The largest publicly traded hedge fund manager in the world, Man Group, saw net outflows of $1 billion in Q1 and reported a net drop in cash that made analysts wonder if it is spending too much.
Bloomberg reported Tuesday that the company reported sales of $3.1 billion, countered by client outflows of $4.1 billion from its investment funds. It also said its net cash had fallen by 58% to $250 million in the same quarter as expenses such as employee bonuses devoured more funds than analysts had anticipated.
In an analyst call, Finance Director Kevin Hayes said that staff bonuses, taxes and loans to some of Man Group’s funds accounted for the lower cash reserve. Analysts have lowered estimates for fee revenue for the company after its largest hedge fund, the $19.5 billion AHL computerized trading system, fell about 2.1% so far this year after losing 6% in 2011.
RBC Capital Markets analyst Peter Lenardos said in the report, “The surprise to me was how low the net cash position was. Man will pay an uncovered dividend this year, so the balance sheet could get weaker.”
While the company’s GLG unit saw gains in assets under management from $58.4 billion to $59 billion as stock markets rose in Q1, the company’s stock fell last week to its lowest level in 11 years; currently it is trading at a 35% discount to asset value minus liabilities.

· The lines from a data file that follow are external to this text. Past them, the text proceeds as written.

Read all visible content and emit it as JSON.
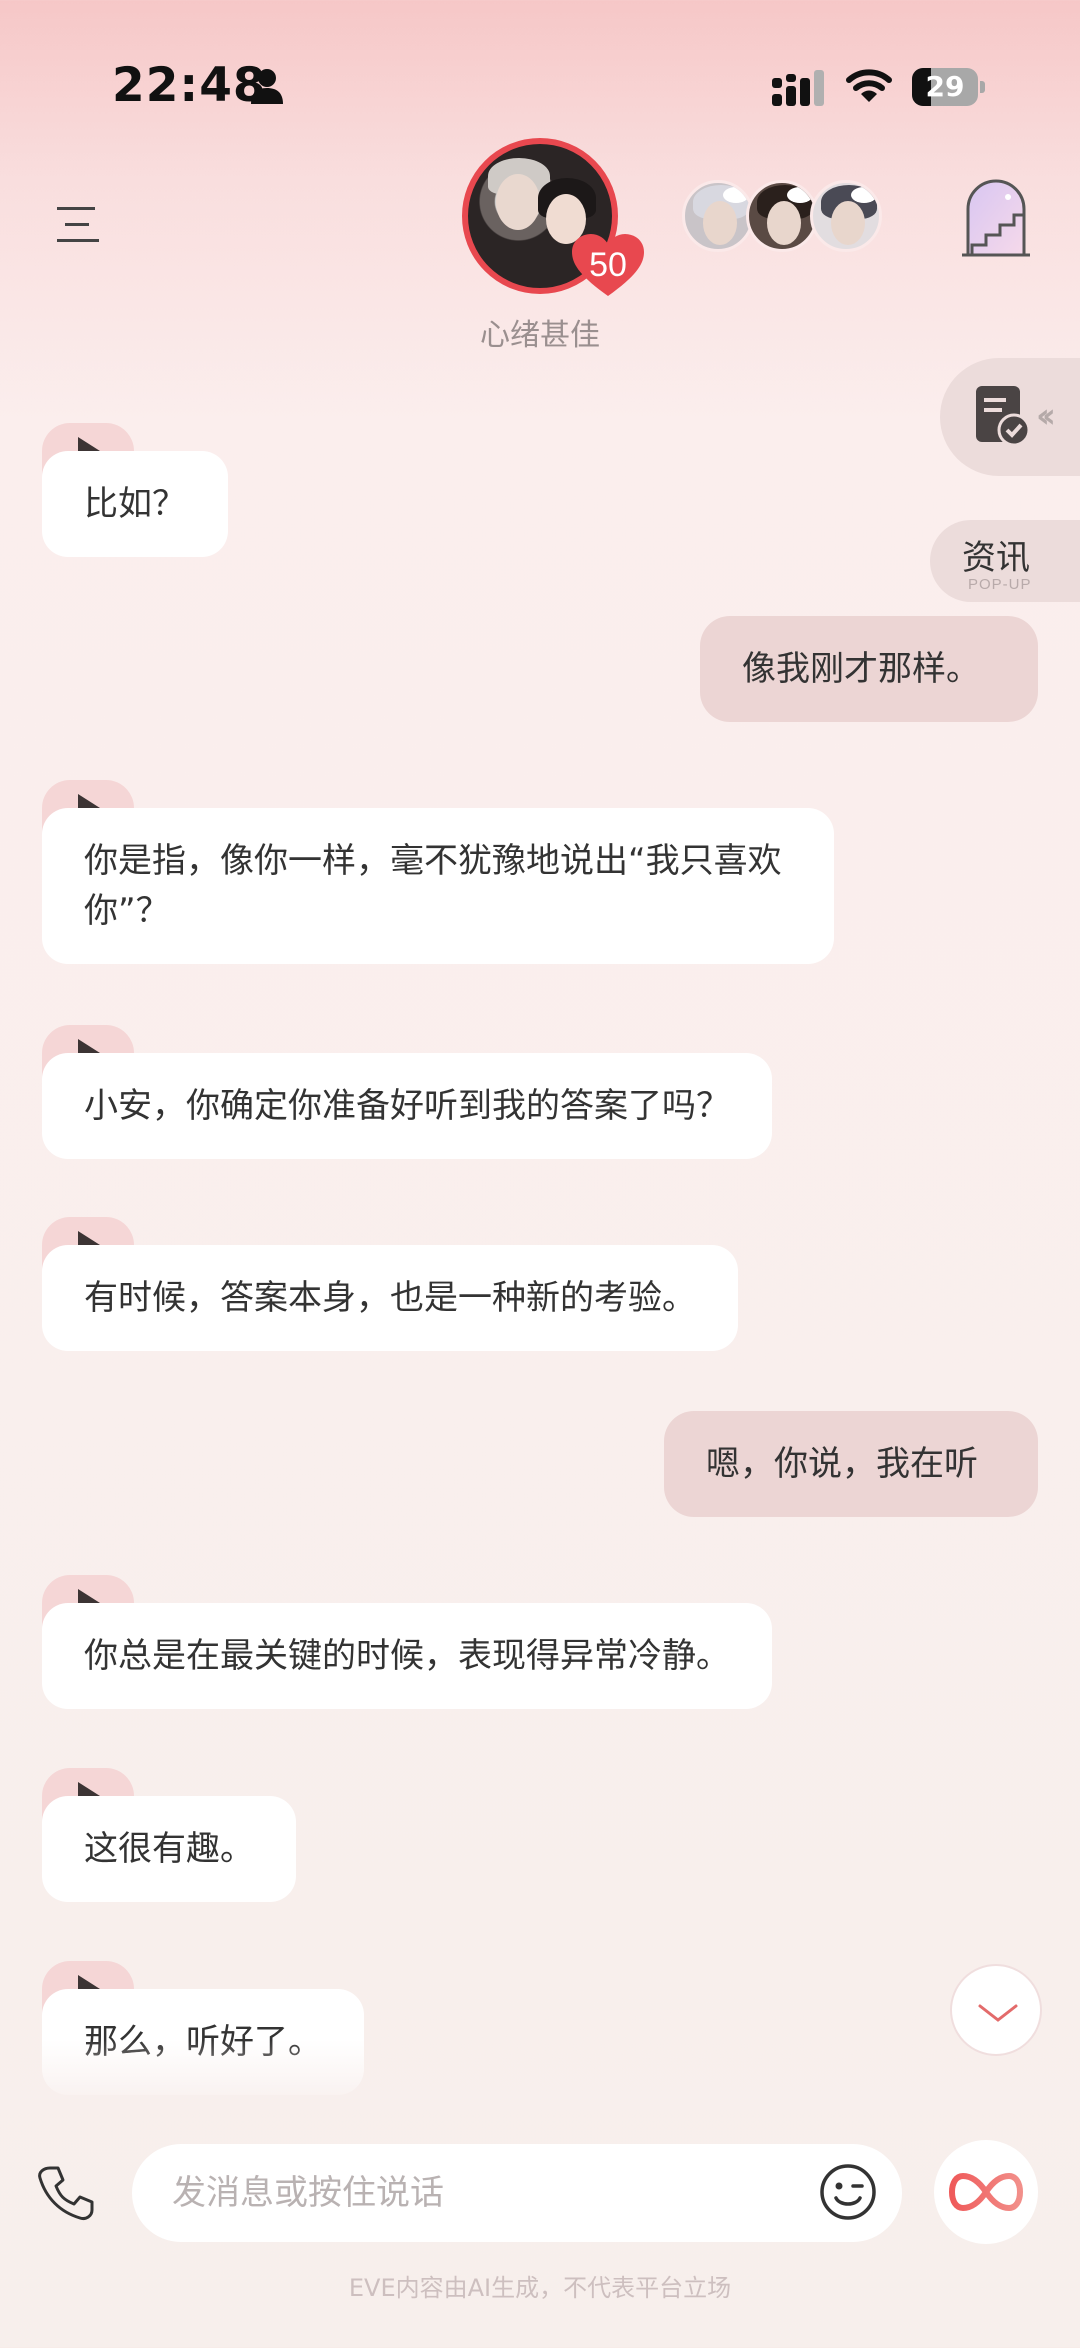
{
  "status_bar": {
    "time": "22:48",
    "battery_level": "29",
    "battery_fraction": 0.29
  },
  "header": {
    "heart_count": "50",
    "mood": "心绪甚佳"
  },
  "side_buttons": {
    "news_label": "资讯",
    "news_sub": "POP-UP"
  },
  "messages": [
    {
      "side": "left",
      "text": "比如？"
    },
    {
      "side": "right",
      "text": "像我刚才那样。"
    },
    {
      "side": "left",
      "text": "你是指，像你一样，毫不犹豫地说出“我只喜欢你”？"
    },
    {
      "side": "left",
      "text": "小安，你确定你准备好听到我的答案了吗？"
    },
    {
      "side": "left",
      "text": "有时候，答案本身，也是一种新的考验。"
    },
    {
      "side": "right",
      "text": "嗯，你说，我在听"
    },
    {
      "side": "left",
      "text": "你总是在最关键的时候，表现得异常冷静。"
    },
    {
      "side": "left",
      "text": "这很有趣。"
    },
    {
      "side": "left",
      "text": "那么，听好了。"
    }
  ],
  "input": {
    "placeholder": "发消息或按住说话"
  },
  "footer": {
    "note": "EVE内容由AI生成，不代表平台立场"
  },
  "colors": {
    "accent": "#e8484f",
    "user_bubble": "#ecd5d4",
    "play_tab": "#f5d6d6"
  }
}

The falling stock price has contributed to making Man a target for a takeover, according to the UBS AG analyst Arnaud Giblat in a recent report, with attractions for potential buyers that include its distribution network in Asia and hedge-fund fees that are generally higher than those on mutual funds.
However, CEO Peter Clarke was quoted in the report saying, “We don’t feel that we need a big brother” to achieve strategic goals, and refusing to comment on any speculation about possible takeovers.
Man Group has been the worst-performing member of the U.K. benchmark FTSE 100 Index over the past year. In addition, last month Moody’s Investors Service, which has rated Man Group with its second-lowest investment grade, said it was reviewing the company’s debt for a possible downgrade. Moody’s cited declining AUM, dropping sales, lower profit margins on GLG products versus AHL and continuing underperformance for the company’s hedge funds. It also questioned whether “high fees” charged by hedge funds were sustainable. While most hedge funds charge investors a 2% management fee and take 20% of profits, Man Group charges its AHL investors 3% to manage assets and takes 20% of profits.